Here is the complement of recommendations from the Stanford report:
- Assess your current capabilities
- Determine how social media fits with your strategy and business model
- Map your company’s KPIs and risk factors to information available through social media
- Implement a “listening” system to capture social media data and transform it into metrics
- Develop formal policies and guidelines for employees, executives, and directors
- Consider the legal and behavioral ramifications
Rebecca Lieb and Jeremiah Owyang of Altimeter released a report a few months back entitled “The Converged Media Imperative” which looks at social media from a more holistic perspective. Rather than considering social media a la carte, they explore paid, owned and earned media, looking at where and how those types of media converge. Compared to the Stanford recommendations, this seems like a much more complete way to understand how social media fits into a marketing plan. It’s important to understand what would justify channeling dollars from traditional media to an earned media channel, rather than how a standalone social channel could benefit an organization.
A recent article in the Wall Street Journal entitled, “Your employee is an online celebrity, now what do you do” may also show how these recommendations could be misguided. Much like the Stanford recommendations, this article takes a very disciplinary view of employee social behavior suggesting that employers place limits on time that employees are able to network. Both completely miss the point that at least 40% of workers use social networking sites from work – with Gen Y and Z anticipated to be much higher. Given the familiarity of most employees with social media, I think it’s rather foolish to try and limit how and when they can participate on social channels. In a recent podcast, Mark Horstman and Mike Auzenne of Manager Tools suggested the much more pragmatic option to hold people accountable to their work commitments instead of focusing on their social media usage.
In other words, I don’t think any company seriously considering an increase in social resource allocation should follow such a generic recipe to assess and plan it.

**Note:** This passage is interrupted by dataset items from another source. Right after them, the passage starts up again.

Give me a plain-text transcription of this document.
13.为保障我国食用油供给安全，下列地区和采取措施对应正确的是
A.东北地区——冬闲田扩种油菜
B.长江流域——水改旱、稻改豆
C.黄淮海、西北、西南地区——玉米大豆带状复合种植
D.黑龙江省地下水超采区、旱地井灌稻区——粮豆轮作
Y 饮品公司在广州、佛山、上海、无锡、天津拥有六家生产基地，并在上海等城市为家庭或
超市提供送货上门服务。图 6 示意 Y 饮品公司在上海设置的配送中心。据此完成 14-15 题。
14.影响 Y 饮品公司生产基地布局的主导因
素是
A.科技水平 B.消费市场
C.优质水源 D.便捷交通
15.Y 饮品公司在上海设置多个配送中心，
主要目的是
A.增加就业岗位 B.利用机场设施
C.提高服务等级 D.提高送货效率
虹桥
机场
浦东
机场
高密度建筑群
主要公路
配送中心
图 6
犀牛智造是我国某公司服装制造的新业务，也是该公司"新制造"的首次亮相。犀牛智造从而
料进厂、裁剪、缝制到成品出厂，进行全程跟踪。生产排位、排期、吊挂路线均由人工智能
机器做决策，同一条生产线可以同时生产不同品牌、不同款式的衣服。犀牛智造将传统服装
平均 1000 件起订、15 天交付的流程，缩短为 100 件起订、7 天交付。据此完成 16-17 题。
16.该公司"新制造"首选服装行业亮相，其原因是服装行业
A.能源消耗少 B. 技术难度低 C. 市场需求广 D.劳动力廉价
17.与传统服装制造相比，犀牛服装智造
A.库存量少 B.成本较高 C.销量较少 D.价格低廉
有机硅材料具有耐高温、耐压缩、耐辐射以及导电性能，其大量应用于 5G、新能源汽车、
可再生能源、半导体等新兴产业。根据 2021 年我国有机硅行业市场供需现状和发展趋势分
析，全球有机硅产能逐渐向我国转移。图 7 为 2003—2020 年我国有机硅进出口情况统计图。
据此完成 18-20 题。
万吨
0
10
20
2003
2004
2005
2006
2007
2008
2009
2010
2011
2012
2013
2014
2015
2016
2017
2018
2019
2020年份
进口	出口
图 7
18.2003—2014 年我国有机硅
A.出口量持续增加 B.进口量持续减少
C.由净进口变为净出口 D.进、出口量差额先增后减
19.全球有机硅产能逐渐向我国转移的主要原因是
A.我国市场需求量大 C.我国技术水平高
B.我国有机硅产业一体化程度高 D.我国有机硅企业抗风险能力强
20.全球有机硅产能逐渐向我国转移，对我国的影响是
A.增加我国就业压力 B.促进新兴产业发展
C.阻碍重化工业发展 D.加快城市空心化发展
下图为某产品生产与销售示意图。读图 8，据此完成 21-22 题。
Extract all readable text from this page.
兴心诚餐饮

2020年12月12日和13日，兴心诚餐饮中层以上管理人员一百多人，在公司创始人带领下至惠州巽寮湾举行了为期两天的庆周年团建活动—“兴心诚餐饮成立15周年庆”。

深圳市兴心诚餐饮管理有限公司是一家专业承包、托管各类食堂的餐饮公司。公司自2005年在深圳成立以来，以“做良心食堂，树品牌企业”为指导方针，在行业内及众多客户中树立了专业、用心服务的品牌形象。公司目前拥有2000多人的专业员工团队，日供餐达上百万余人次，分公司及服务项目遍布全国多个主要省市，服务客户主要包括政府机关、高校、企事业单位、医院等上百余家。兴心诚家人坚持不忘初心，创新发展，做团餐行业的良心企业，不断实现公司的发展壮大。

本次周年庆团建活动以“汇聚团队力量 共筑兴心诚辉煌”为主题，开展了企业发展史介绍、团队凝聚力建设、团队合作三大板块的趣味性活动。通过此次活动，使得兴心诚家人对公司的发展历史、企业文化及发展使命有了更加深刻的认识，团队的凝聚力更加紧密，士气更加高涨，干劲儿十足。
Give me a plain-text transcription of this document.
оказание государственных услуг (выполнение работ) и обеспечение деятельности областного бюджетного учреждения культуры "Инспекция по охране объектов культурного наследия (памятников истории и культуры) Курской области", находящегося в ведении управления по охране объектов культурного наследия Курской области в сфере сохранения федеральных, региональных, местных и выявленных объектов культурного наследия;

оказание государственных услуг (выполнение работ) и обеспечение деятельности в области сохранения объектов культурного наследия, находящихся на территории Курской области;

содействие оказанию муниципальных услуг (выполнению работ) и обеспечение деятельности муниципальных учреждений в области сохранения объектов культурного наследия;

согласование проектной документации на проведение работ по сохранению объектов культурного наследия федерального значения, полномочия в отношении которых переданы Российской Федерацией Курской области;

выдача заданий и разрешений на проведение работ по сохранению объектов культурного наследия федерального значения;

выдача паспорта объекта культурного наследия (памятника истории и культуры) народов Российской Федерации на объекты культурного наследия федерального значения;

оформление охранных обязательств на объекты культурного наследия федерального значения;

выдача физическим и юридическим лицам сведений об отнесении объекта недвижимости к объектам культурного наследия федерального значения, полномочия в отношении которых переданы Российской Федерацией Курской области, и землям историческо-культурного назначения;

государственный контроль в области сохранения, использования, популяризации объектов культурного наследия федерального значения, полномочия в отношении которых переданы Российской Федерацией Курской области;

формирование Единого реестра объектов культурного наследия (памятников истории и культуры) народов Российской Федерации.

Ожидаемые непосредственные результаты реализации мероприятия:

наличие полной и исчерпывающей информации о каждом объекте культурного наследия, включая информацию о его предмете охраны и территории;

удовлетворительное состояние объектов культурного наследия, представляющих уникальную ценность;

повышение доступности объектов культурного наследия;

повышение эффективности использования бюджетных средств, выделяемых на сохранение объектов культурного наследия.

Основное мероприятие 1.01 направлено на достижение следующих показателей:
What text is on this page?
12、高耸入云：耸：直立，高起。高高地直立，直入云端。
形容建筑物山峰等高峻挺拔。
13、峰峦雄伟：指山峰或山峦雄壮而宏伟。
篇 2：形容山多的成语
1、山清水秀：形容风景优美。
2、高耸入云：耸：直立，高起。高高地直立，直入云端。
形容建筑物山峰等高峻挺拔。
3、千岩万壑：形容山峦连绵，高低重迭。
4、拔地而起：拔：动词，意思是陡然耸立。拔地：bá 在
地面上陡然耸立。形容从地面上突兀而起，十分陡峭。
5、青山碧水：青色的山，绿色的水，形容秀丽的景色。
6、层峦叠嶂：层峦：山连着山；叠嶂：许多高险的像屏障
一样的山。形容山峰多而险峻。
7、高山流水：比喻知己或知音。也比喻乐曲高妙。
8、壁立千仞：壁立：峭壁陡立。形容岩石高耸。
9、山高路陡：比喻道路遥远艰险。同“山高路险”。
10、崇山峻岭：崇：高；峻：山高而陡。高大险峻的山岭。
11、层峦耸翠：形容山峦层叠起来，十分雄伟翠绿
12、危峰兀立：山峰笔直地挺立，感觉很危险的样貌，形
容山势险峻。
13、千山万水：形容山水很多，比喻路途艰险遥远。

One of the great questions in this study was whose social presence was most admired. I think this is worthwhile in that it is quite accurate. These executives may not understand social media in its totality (who does?), but they do a heck of a good job benchmarking themselves against businesses who are innovative and successful in the social space.
Burberry Group plc
Cisco Systems, Inc.
The Clorox Company
The Coca-Cola Company
Dominos Pizza, Inc.
Ford Motor Company
Starbucks Coffee Company
Target Brands, Inc.
The biggest takeaway is that social media is by and large a decentralized function in large companies. Most executives probably have a good sense of the power of social media even if they aren’t personally familiar with the tools involved. And any company’s aptitude with social media channels is probably not best measured by its executives.
What do you think? Is this study representative of how most executives understand social media? Is it incumbent for marketers to develop social media KPIs for their C-level executives? Do Stanford’s recommendations make sense for most businesses? Is there any relevance in this study for smaller businesses?